At the beginning add required module to your build.sbt
:
// For RDD
libraryDependencies += "com.github.fsanaulla" %% "chronicler-spark-rdd" % <version>
// For Dataset
libraryDependencies += "com.github.fsanaulla" %% "chronicler-spark-ds" % <version>
// For Structured Streaming
libraryDependencies += "com.github.fsanaulla" %% "chronicler-spark-structured-streaming" % <version>
// For DStream
libraryDependencies += "com.github.fsanaulla" %% "chronicler-spark-streaming" % <version>
Default configuration:
final case class InfluxConfig(
host: String,
port: Int = 8086,
credentials: Option[InfluxCredentials] = None,
compress: Boolean = false,
ssl: Boolean = false)
It's recommended to enable data compression to decrease network traffic.
For RDD[T]
:
import com.github.fsanaulla.chronicler.spark.rdd._
val rdd: RDD[T] = _
rdd.saveToInfluxDBMeas("dbName", "measurementName")

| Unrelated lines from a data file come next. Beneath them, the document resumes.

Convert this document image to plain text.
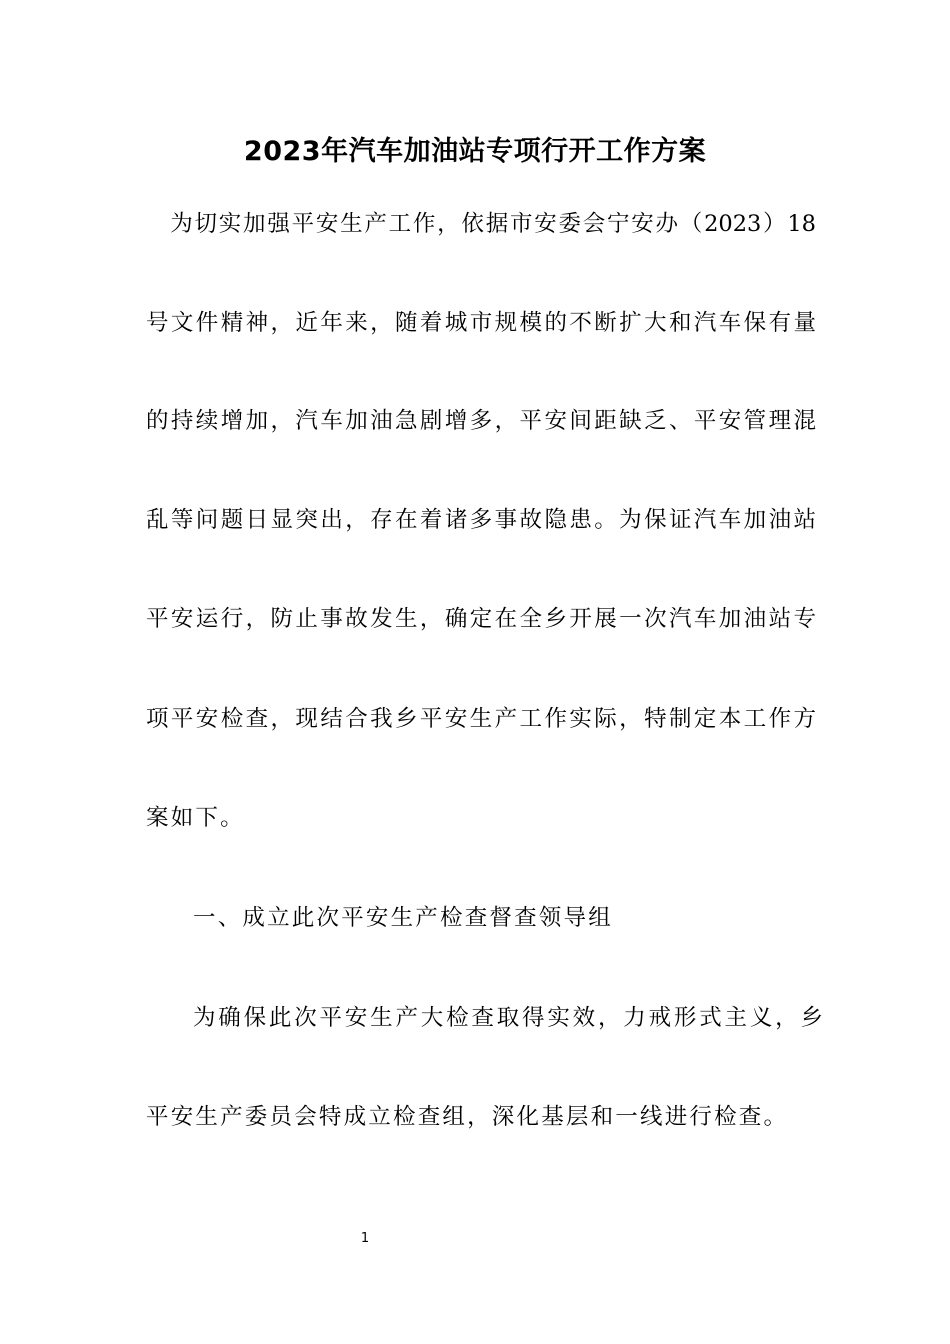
2023年汽车加油站专项行开工作方案
　为切实加强平安生产工作，依据市安委会宁安办（2023）18
号文件精神，近年来，随着城市规模的不断扩大和汽车保有量
的持续增加，汽车加油急剧增多，平安间距缺乏、平安管理混
乱等问题日显突出，存在着诸多事故隐患。为保证汽车加油站
平安运行，防止事故发生，确定在全乡开展一次汽车加油站专
项平安检查，现结合我乡平安生产工作实际，特制定本工作方
案如下。
一、成立此次平安生产检查督查领导组
为确保此次平安生产大检查取得实效，力戒形式主义，乡
平安生产委员会特成立检查组，深化基层和一线进行检查。
1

// to save with dynamicly generated measurement
rdd.saveToInfluxDB("dbName")
For Dataset[T]
:
import com.github.fsanaulla.chronicler.spark.ds._
val ds: Dataset[T] = _
ds.saveToInfluxDBMeas("dbName", "measurementName")

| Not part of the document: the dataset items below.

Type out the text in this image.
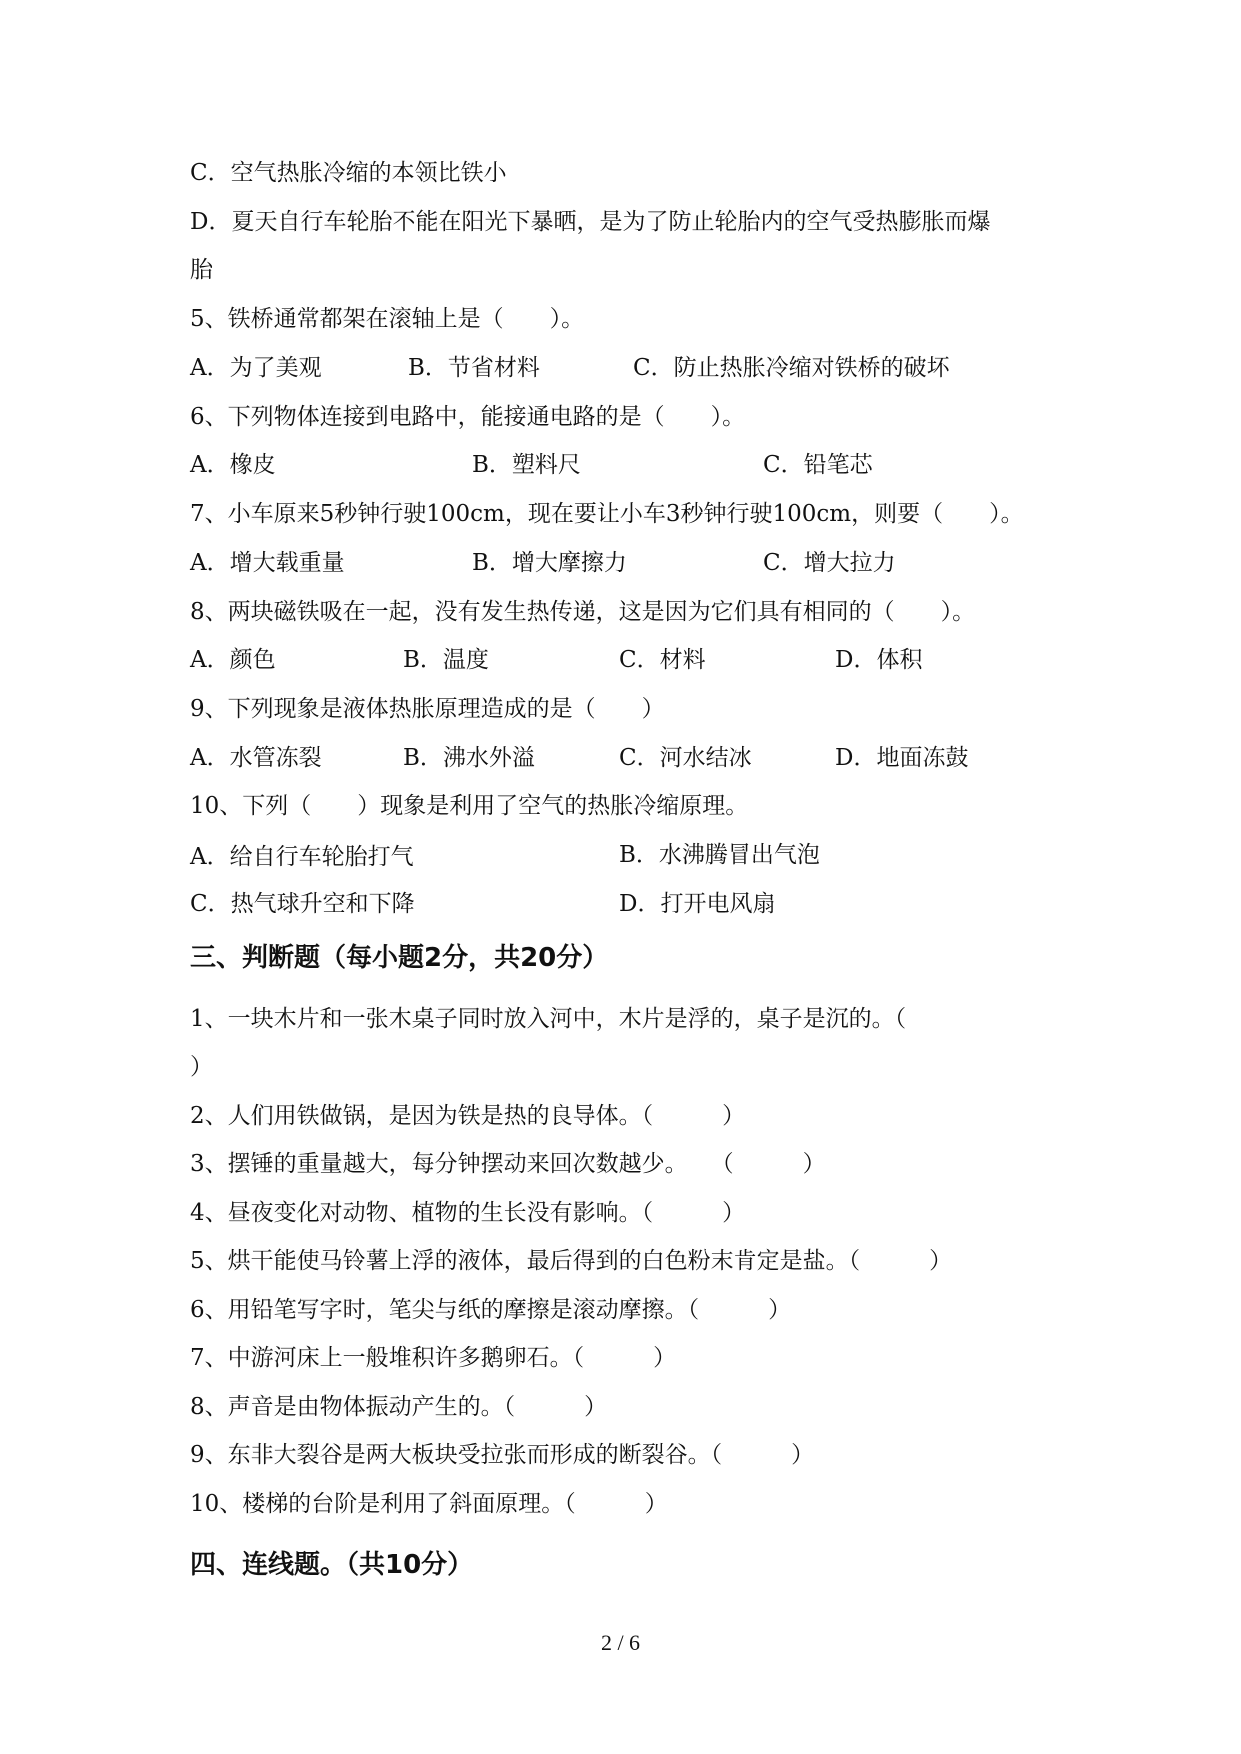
C．空气热胀冷缩的本领比铁小
D．夏天自行车轮胎不能在阳光下暴晒，是为了防止轮胎内的空气受热膨胀而爆
胎
5、铁桥通常都架在滚轴上是（　　）。
A．为了美观	B．节省材料	C．防止热胀冷缩对铁桥的破坏
6、下列物体连接到电路中，能接通电路的是（　　）。
A．橡皮	B．塑料尺	C．铅笔芯
7、小车原来5秒钟行驶100cm，现在要让小车3秒钟行驶100cm，则要（　　）。
A．增大载重量	B．增大摩擦力	C．增大拉力
8、两块磁铁吸在一起，没有发生热传递，这是因为它们具有相同的（　　）。
A．颜色	B．温度	C．材料	D．体积
9、下列现象是液体热胀原理造成的是（　　）
A．水管冻裂	B．沸水外溢	C．河水结冰	D．地面冻鼓
10、下列（　　）现象是利用了空气的热胀冷缩原理。
A．给自行车轮胎打气	B．水沸腾冒出气泡
C．热气球升空和下降	D．打开电风扇
三、判断题（每小题2分，共20分）
1、一块木片和一张木桌子同时放入河中，木片是浮的，桌子是沉的。（
）
2、人们用铁做锅，是因为铁是热的良导体。（　　　）
3、摆锤的重量越大，每分钟摆动来回次数越少。　　（　　　）
4、昼夜变化对动物、植物的生长没有影响。（　　　）
5、烘干能使马铃薯上浮的液体，最后得到的白色粉末肯定是盐。（　　　）
6、用铅笔写字时，笔尖与纸的摩擦是滚动摩擦。（　　　）
7、中游河床上一般堆积许多鹅卵石。（　　　）
8、声音是由物体振动产生的。（　　　）
9、东非大裂谷是两大板块受拉张而形成的断裂谷。（　　　）
10、楼梯的台阶是利用了斜面原理。（　　　）
四、连线题。（共10分）
2 / 6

// to save with dynamicly generated measurement
ds.saveToInfluxDB("dbName")
For DataStreamWriter[T]
import com.github.fsanaulla.chronicler.spark.structured.streaming._
val structStream: DataStreamWriter[T] = _
val saved = structStream.saveToInfluxDBMeas("dbName", "measurementName")
// to save with dynamicly generated measurement
val saved = structStream.saveToInfluxDB("dbName")
..
saved.start().awaitTermination()
For DStream[T]
:
import com.github.fsanaulla.chronicler.spark.streaming._
val stream: DStream[T] = _
stream.saveToInfluxDBMeas("dbName", "measurementName")
stream,saveToInfluxDB("dbName")